Moses struggled in his relationship with his siblings, but God defended him. His older brother, Aaron, and his sister, Miriam, spoke against him because of the Ethiopian woman Moses had married. “So they said, ‘Has the Lord indeed spoken only through Moses? Has He not spoken through us also?’ And the Lord heard it” (Numbers 12:2 NKJV). God proceeded to give the two a dressing down for judging their brother, whom God honored as His faithful servant and with whom He spoke face to face. God’s punishment slammed Miriam by making her become leprous. It was after Aaron repented and appealed to his brother that Moses appealed to God for her deliverance. (Click HERE to read the story.)

Let’s heed wise advice from Peter for finding peace: “Finally, all of you be of one mind, having compassion for one another; love as brothers, be tenderhearted, be courteous; not returning evil for evil or reviling for reviling, but on the contrary blessing, knowing that you were called to this, that you may inherit a blessing” (1 Peter 2:8-9 NKJV).

Relating to those below us in rank

Do you gaze at those in charge of you and dream of future leadership? It may look easy on the outside, but the responsibility is heavy. Those who lead others at work and/or children at home must learn excellent coping skills for acquiring peace.

As the Israelites roamed the desert for forty years, Moses had a plethora of duties as he cared for the people–and no peace. He dealt with everything from their daily complaints to leading them in battles against various enemies they encountered on the way to the Promised Land. We can witness, for example, how he suffered over their demands for food (Click HERE) and for water:

“Therefore the people contended with Moses, and said, ‘Give us water, that we may drink.’ So Moses said to them, ‘Why do you contend with me? Why do you tempt the Lord?’ And the people thirsted there for water, and the people complained against Moses, and said, ‘Why is it you have brought us up out of Egypt, to kill us and our children and our livestock with thirst?’ So Moses cried out to the Lord, saying, ‘What shall I do with this people? They are almost ready to stone me!”’ (Exodus 17:2-4).

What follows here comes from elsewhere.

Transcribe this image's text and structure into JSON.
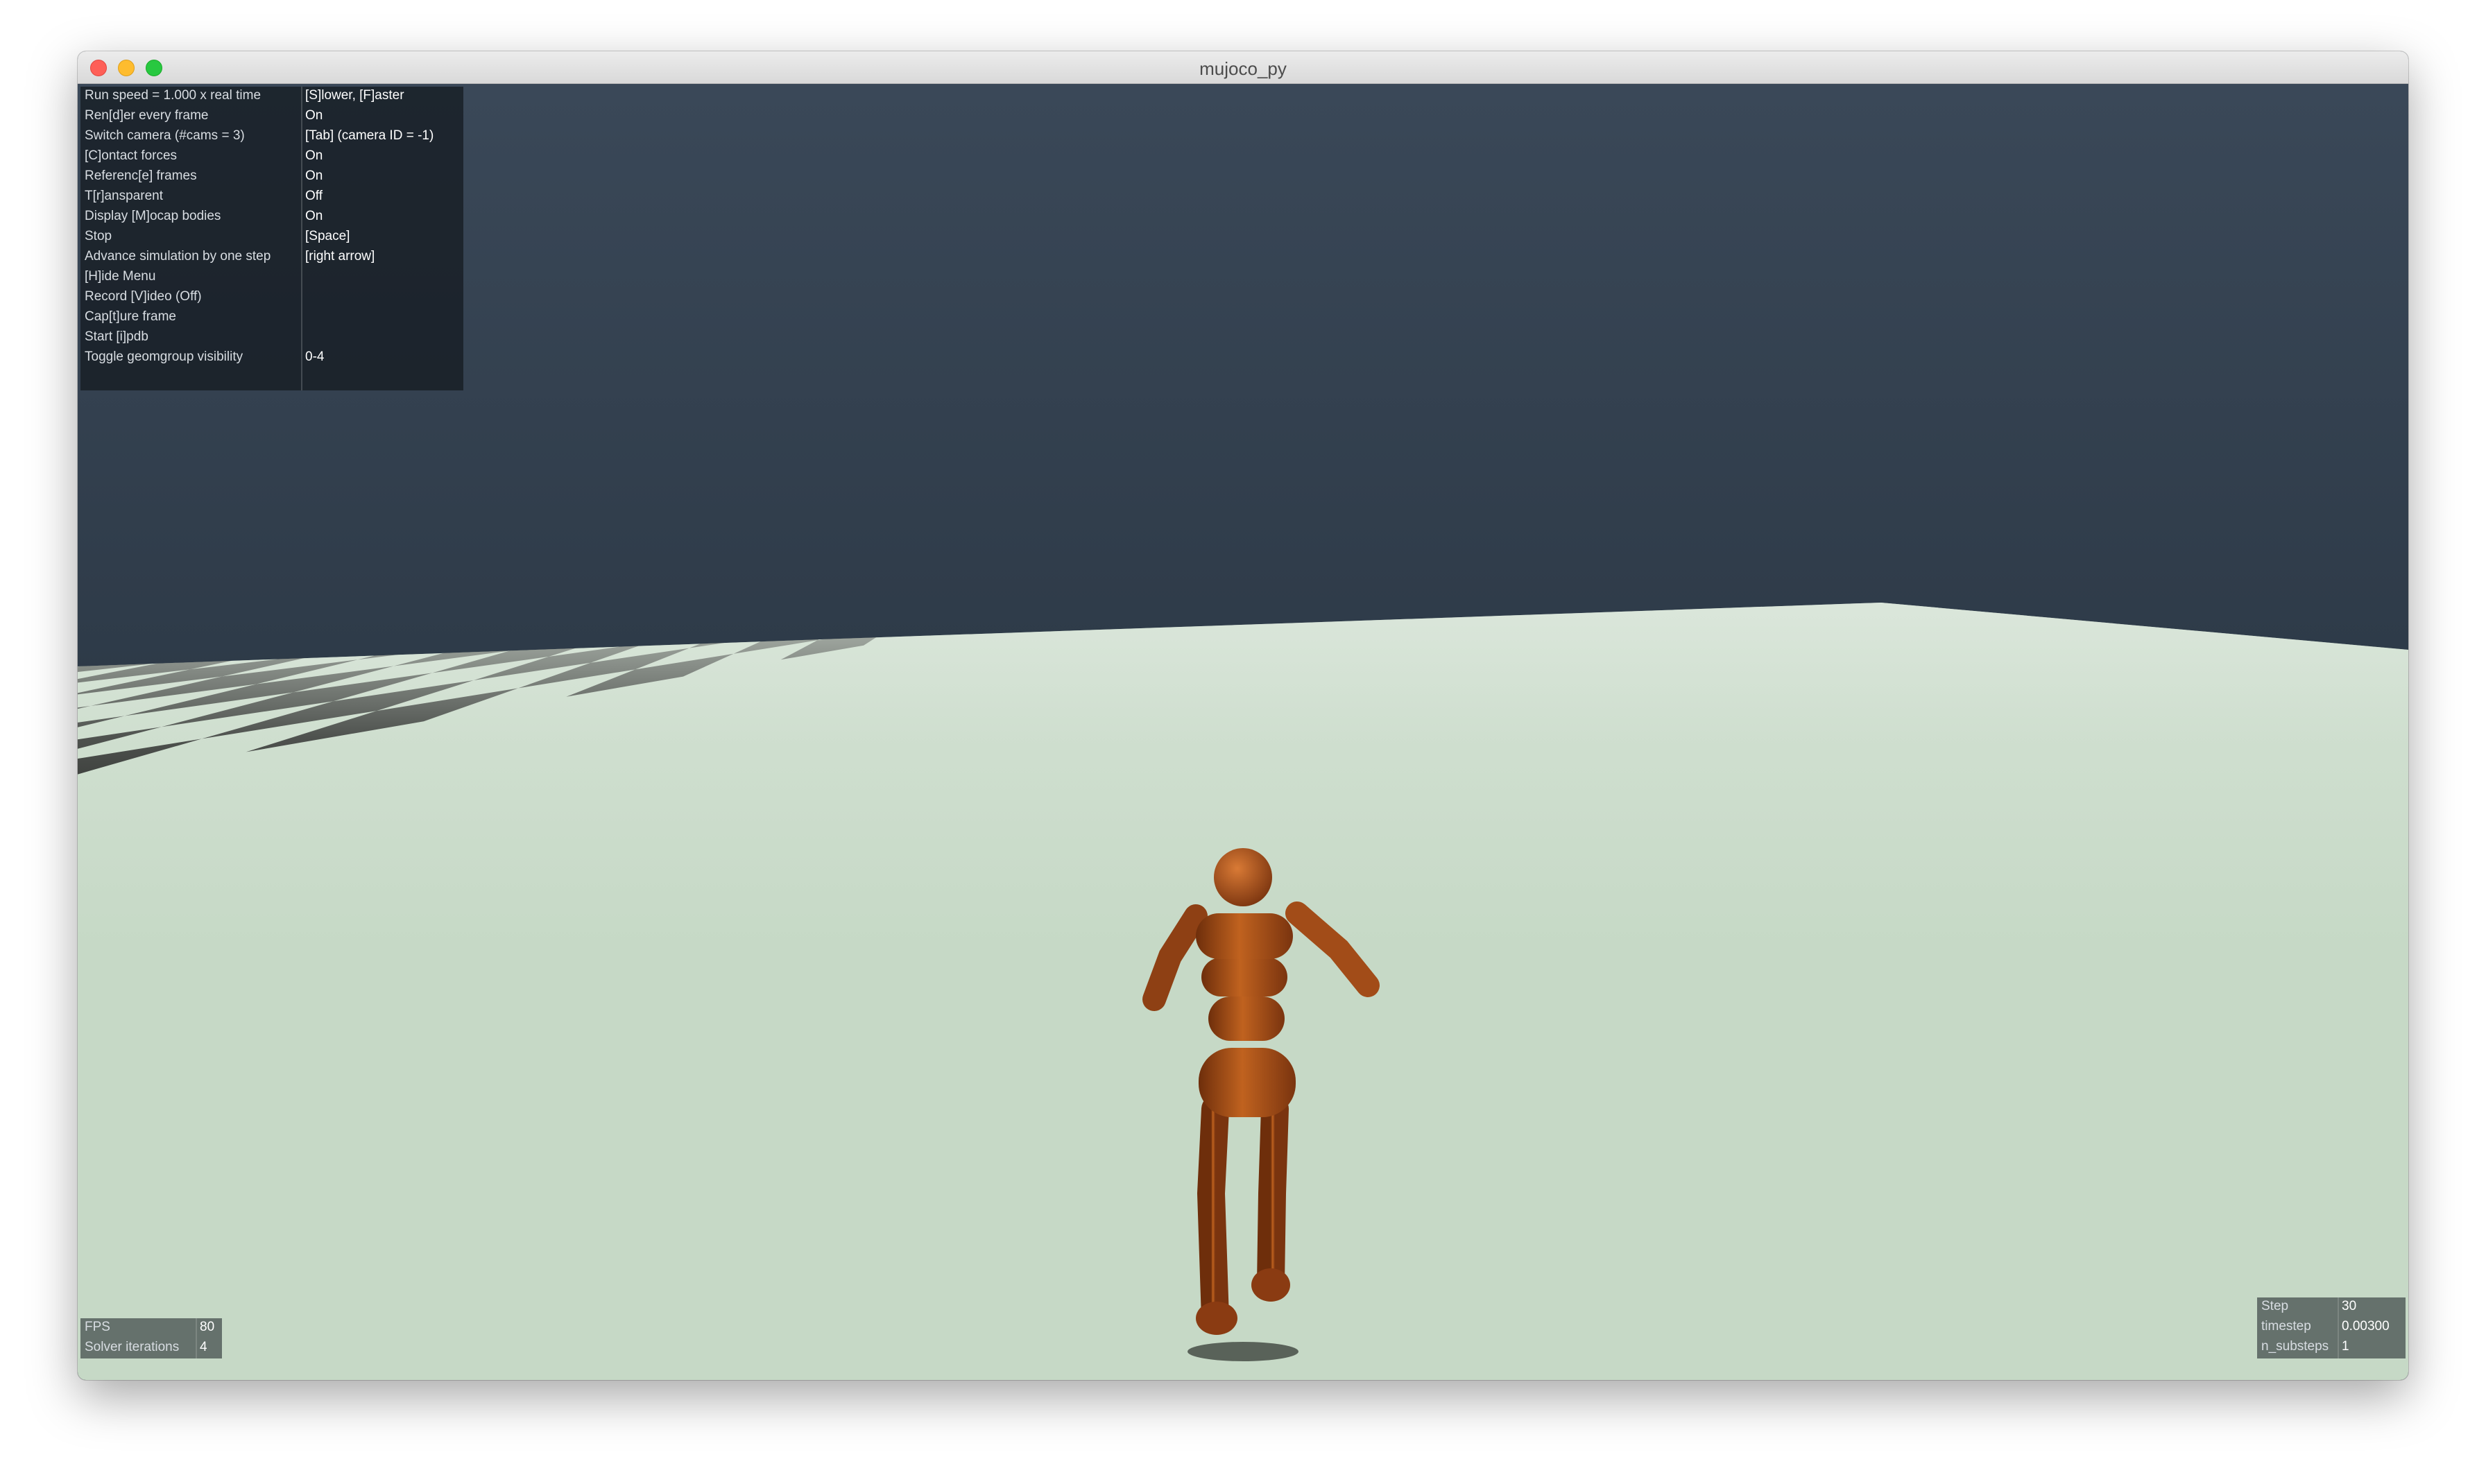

Delegating authority is a good solution to attaining peace. As Moses experienced exhaustion and frustration from dealing with the people, God used Moses’s father-in-law to help find peace through governance. Jethro recognized that Moses couldn’t bear up under such a weight of responsibility and convinced him to get help. Read about Jethro’s advice HERE.

Peter shares the recipe for finding peace in every relationship

“For ‘He who would love life
And see good days,
Let him refrain his tongue from evil,
And his lips from speaking deceit.
Let him turn away from evil and do good;
Let him seek peace and pursue it.
 For the eyes of the Lord are on the righteous,
And His ears are open to their prayers’” (1 Peter 3:8-12a NKJV).

Throughout our lifetimes, we’ll experience different relationships with people as varied as the stars. Let’s heed the Apostle Paul’s encouragement when he says, “If it is possible, as much as depends on you, live peaceably with all men” (Romans 12:18 NKJV).

How do you find God’s peace in your relationships?

The Fruit of the Spirit Bible Study Week 19: Peace in Relationships by Karen Jurgens

Dear Father, we look to You for divine guidance and wisdom as we seek peace in our relationships. With your help, may we love one another and live in peace all our days. In Jesus’s Name, Amen.